Так когда вы уже сидите в кабинете, когда перед вами стоят два врача, один – мужчина, а другой – дама, когда вы уже закрыли глаз и навеки простились с семейством, вот тогда вам говорят:

– Подождите чуточку, мы вам ничего драть не можем. Больных мало.

И вы говорите:

– Что же вы меньше как сразу целой голоте не рвете? Что, вам надо всю Молдаванку собрать в кабинет? Хоробы на вас нет, дерите, потому что из меня уже пар идет.

– А кто будет кресло держать?

И тут вы оглядываетесь и видите, что вы сидите не на зубном кресле, а на каком‐то деревянном катафалке: обыкновенный кусок дерева, стул, а не зубное кресло.

Тут нужен специальный больной, чтоб держал стул за спинку.

И вы сидите и ждете. Ну, тут пришел один, а пломба у него, слава богу, вывалилась, и ему сказали, чтоб он схватился за стул и держал его со всей силы. А я открыл рот и кричу:

– Дергайте!

И что же?

– Еще чуточку. Вы тут не хаюйте, это вам не Привоз! Еще один больной нужен!

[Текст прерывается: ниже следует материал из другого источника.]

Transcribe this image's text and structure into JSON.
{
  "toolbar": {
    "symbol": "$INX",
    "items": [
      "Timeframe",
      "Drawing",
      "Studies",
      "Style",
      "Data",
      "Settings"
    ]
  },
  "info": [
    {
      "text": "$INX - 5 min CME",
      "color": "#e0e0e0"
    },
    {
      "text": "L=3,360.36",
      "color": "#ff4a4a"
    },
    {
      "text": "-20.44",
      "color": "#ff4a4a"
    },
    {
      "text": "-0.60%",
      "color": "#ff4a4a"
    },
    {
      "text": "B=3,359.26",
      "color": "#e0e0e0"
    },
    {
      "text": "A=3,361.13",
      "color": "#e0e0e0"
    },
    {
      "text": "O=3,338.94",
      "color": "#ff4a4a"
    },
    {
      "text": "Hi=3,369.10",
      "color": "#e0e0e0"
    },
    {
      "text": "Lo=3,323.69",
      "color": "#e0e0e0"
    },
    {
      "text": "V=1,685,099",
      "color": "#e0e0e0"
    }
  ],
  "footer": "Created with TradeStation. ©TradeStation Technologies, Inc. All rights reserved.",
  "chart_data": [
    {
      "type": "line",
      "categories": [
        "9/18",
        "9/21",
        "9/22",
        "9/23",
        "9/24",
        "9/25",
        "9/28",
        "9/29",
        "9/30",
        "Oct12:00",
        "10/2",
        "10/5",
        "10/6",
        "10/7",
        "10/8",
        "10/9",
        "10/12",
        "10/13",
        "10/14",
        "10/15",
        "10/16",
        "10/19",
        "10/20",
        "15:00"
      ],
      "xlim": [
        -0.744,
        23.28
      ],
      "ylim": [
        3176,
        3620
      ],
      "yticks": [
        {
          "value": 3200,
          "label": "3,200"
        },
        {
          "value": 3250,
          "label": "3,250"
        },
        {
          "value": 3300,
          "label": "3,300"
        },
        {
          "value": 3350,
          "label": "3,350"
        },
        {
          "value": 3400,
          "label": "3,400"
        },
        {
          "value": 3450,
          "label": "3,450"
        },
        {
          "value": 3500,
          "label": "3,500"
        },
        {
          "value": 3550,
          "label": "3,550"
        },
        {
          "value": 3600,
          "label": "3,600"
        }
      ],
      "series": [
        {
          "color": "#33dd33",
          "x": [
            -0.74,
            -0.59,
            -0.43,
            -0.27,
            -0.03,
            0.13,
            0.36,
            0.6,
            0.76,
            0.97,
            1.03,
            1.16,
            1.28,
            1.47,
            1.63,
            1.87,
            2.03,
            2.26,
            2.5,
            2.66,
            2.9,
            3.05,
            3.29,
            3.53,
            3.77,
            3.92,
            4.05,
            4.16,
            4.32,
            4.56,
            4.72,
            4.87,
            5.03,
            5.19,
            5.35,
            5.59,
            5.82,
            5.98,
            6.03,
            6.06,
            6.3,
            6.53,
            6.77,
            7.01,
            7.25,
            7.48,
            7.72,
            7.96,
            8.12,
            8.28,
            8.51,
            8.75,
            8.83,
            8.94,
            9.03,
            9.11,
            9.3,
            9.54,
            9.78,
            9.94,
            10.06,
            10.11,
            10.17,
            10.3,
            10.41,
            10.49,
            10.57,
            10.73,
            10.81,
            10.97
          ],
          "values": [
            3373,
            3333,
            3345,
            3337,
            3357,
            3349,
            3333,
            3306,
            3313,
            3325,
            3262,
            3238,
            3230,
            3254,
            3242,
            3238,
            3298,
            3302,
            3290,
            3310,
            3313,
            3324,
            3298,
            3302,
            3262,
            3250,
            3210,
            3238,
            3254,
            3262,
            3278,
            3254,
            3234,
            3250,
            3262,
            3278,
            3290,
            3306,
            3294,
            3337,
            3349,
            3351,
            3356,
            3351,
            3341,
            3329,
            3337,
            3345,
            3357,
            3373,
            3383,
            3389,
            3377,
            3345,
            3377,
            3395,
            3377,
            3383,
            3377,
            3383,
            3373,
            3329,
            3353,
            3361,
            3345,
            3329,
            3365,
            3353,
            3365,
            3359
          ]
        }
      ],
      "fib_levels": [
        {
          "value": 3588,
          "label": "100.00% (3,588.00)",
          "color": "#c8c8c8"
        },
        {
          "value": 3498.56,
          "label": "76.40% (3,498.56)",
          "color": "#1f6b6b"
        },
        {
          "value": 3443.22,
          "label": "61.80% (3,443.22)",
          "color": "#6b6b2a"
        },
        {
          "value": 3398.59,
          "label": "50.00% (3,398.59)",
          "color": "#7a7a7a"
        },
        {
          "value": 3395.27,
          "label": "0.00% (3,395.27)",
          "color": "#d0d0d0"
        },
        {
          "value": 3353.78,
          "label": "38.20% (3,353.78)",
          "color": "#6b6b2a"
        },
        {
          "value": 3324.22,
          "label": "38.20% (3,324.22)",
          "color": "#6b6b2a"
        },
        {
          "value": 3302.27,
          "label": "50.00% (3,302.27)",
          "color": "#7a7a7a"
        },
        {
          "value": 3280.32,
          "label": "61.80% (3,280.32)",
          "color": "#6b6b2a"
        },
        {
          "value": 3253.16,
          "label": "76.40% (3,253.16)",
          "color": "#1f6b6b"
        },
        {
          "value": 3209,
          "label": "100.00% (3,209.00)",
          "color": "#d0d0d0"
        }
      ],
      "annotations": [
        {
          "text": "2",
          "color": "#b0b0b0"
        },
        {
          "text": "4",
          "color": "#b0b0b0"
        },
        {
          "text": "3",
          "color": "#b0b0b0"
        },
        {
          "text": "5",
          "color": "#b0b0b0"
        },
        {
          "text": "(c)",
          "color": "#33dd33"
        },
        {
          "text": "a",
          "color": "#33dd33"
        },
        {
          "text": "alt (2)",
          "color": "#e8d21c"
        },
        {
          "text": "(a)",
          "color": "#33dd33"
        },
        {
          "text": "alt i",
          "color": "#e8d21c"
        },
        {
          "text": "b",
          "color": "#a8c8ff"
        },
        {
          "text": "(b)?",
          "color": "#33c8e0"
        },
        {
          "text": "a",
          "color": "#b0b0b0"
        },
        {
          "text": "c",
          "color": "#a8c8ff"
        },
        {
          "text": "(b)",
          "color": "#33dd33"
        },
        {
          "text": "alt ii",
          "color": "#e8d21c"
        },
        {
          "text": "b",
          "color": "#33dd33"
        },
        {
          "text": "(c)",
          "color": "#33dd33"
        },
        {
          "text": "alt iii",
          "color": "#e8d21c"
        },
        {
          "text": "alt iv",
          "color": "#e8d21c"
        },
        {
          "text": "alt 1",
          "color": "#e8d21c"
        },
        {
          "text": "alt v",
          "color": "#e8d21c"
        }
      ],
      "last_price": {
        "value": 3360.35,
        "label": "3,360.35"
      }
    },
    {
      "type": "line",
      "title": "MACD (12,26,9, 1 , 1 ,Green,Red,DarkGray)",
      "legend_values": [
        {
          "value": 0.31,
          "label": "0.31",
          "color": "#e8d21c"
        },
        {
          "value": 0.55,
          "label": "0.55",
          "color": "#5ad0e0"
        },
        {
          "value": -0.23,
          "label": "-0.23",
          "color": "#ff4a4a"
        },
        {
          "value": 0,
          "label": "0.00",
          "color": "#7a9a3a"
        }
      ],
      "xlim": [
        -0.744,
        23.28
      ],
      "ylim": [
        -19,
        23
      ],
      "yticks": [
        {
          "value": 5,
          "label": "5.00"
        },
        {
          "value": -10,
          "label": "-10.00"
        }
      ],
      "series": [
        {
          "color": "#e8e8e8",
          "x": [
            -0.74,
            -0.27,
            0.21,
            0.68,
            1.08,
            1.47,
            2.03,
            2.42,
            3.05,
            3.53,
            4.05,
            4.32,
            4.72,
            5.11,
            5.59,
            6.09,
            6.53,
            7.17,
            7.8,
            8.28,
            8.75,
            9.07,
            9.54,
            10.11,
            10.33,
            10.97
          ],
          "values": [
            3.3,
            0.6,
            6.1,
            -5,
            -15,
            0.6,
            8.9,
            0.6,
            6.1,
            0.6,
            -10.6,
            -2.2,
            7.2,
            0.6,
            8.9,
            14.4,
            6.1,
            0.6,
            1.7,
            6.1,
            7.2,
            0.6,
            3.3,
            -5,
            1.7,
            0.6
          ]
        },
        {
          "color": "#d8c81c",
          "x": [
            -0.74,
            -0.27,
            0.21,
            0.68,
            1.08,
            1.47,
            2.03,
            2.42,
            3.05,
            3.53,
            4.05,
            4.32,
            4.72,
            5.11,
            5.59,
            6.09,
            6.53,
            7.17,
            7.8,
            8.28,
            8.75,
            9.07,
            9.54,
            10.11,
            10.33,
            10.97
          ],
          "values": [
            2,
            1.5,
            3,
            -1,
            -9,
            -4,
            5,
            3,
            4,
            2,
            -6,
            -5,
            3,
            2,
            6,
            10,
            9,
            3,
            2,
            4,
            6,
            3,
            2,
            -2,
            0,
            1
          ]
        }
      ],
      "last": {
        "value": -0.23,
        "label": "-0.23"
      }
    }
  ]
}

– Зачем? – спрашиваете вы. – Зачем вы меня мучите? Мне даже каламитно смотреть на такое лечение! Что вы делаете с человеком, у которого вместо зуба – целый пожар!

И они говорят вам:

– Чтоб мы так жили, как мы виноваты. Нужен еще один человек, чтобы держать лампу, делать вам во рту освещение. Что мы можем сделать, если у нас нет правильного зубного кресла?

Наконец приходит еще один зубной жлоб, и тут начинается настоящий гармидер. Вам держуть, вам светють, вам дерють, —

вам дерють, и вы кричите, и врач мучается, а парень с пломбой пыхтит и держится за стул, как утопленник.